Enquanto os adultos conversavam, a criança sai correndo e grita “papai”, “papai”, até chegar a um muro alto, que separa a voz da filha do pai distraído com seus companheiros.

O grito de um foi ouvido pelo outro, e a ânsia de ambos, o pai tresloucado, a menina gritando “papai”, “papai” durou até que, de um lado, os guardas pegaram a criança e do outro, os companheiros o seguraram pelo consolo.

Ele é condenado a morrer na forca. A força do chefe militar foi implacável e determinante no Tribunal.

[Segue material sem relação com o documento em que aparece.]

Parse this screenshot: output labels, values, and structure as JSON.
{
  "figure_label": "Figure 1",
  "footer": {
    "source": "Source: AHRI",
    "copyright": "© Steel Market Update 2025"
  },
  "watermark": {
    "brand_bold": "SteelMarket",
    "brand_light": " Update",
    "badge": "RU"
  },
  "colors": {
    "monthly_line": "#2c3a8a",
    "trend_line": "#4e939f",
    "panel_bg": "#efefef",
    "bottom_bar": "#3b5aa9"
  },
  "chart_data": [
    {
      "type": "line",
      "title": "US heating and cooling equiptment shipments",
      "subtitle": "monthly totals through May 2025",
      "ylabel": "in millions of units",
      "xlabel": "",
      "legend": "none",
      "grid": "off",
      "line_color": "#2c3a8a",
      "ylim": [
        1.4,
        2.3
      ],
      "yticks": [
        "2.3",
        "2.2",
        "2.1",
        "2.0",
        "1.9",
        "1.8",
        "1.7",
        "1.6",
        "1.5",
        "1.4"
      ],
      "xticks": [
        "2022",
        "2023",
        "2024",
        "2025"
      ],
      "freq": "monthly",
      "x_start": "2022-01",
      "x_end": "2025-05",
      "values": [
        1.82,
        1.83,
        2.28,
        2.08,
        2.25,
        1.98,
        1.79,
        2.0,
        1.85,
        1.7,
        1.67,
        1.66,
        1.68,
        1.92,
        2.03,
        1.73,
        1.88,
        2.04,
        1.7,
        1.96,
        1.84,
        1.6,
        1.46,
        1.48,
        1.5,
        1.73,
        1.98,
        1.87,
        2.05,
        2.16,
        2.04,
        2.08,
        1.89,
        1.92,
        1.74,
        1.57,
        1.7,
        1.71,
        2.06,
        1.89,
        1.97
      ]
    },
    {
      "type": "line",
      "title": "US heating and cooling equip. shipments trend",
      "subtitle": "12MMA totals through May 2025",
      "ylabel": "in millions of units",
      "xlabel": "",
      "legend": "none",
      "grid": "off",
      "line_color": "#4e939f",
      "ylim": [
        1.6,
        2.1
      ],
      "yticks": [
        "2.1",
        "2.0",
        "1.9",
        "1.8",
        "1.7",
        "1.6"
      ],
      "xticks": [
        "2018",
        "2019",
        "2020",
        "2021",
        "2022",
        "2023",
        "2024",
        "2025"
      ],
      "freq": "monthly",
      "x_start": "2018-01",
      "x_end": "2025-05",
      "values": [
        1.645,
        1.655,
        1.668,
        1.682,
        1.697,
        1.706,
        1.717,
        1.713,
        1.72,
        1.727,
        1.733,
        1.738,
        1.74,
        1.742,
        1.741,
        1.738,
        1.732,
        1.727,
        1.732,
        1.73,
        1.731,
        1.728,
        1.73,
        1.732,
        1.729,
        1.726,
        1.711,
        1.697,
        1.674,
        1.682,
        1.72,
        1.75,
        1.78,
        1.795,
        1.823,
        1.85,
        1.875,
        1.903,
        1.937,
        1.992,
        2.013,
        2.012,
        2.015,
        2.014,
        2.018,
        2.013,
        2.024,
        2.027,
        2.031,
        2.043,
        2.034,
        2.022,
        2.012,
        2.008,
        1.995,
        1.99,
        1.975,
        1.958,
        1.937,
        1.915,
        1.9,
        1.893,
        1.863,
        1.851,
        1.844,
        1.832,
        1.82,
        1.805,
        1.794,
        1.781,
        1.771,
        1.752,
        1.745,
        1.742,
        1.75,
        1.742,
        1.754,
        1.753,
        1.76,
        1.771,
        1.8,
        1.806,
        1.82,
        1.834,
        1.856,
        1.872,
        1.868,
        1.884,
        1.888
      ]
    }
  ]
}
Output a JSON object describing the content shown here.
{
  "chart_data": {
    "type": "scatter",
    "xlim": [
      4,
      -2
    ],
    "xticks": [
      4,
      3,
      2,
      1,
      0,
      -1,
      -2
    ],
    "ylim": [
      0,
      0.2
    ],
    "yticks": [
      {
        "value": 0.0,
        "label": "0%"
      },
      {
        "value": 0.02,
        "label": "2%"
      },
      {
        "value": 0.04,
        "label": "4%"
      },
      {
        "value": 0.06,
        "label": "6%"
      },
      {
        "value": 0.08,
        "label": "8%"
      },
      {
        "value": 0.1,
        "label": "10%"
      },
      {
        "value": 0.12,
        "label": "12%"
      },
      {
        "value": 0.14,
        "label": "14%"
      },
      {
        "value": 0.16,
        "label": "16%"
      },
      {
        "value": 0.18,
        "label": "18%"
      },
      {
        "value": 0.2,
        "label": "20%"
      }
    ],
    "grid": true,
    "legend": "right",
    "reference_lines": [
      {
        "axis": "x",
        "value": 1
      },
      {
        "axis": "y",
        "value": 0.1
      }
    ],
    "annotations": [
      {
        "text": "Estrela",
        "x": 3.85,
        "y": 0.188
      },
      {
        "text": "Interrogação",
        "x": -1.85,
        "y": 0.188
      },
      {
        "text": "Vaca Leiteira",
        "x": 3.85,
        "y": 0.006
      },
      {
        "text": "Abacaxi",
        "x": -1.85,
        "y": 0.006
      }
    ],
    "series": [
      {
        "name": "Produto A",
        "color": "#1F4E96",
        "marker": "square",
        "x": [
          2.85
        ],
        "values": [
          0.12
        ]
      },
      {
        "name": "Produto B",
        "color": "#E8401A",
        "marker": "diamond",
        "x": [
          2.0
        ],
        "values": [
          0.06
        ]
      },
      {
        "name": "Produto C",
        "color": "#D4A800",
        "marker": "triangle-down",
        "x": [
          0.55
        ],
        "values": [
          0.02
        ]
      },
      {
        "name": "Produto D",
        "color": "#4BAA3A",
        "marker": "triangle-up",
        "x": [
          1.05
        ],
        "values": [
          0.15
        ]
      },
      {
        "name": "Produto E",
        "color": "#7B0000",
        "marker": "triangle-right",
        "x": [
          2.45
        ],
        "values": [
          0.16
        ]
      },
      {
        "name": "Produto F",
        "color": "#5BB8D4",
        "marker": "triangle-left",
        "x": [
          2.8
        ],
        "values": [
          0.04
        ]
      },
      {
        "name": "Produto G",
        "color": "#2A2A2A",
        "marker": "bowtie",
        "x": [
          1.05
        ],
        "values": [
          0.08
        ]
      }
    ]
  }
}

Mas o grito milagroso da criança na frieza daquele muro alto, de um lado, e o desespero do pai pela sua filha instigaram o coração de seus companheiros de cela, que resolvem articular o ingresso clandestino da criança no presídio e na cela. Ela contagiou aqueles homens, que se pensam petrificados na solidão da clausura. Ova conta que uma testemunha vira o acidente, e ela o encontrara naquela construção antiga no alto da montanha, que o pai chamava de “gigante de olho”.

Os companheiros de cela mobilizam o diretor do presídio, militares, para encontrarem aquela testemunha, que aliás era um desertor do exército.

Finalmente, encontram e prendem a testemunha, e o chefe militar, pai da vítima, quer ouvi-la naquele pátio imenso, mas a sós. Ele conta o que vira do acidente da filha. Enquanto falava, o militar o circunda, saca o revolver e atira, por trás, na cabeça da testemunha. Arrogante disse – “levem o corpo, ele tentou fugir”.

O condenado, cercado de militares e do diretor do presídio, é conduzido à forca. E o enforcamento se dá.

Nada conto mais, para não satisfazer totalmente à curiosidade de quem possa assistir ao filme, salvo dizendo que, mesmo no presídio, a força da ternura intoxicou o coração dos homens, civis e militares.

E o milagre da ternura se fez.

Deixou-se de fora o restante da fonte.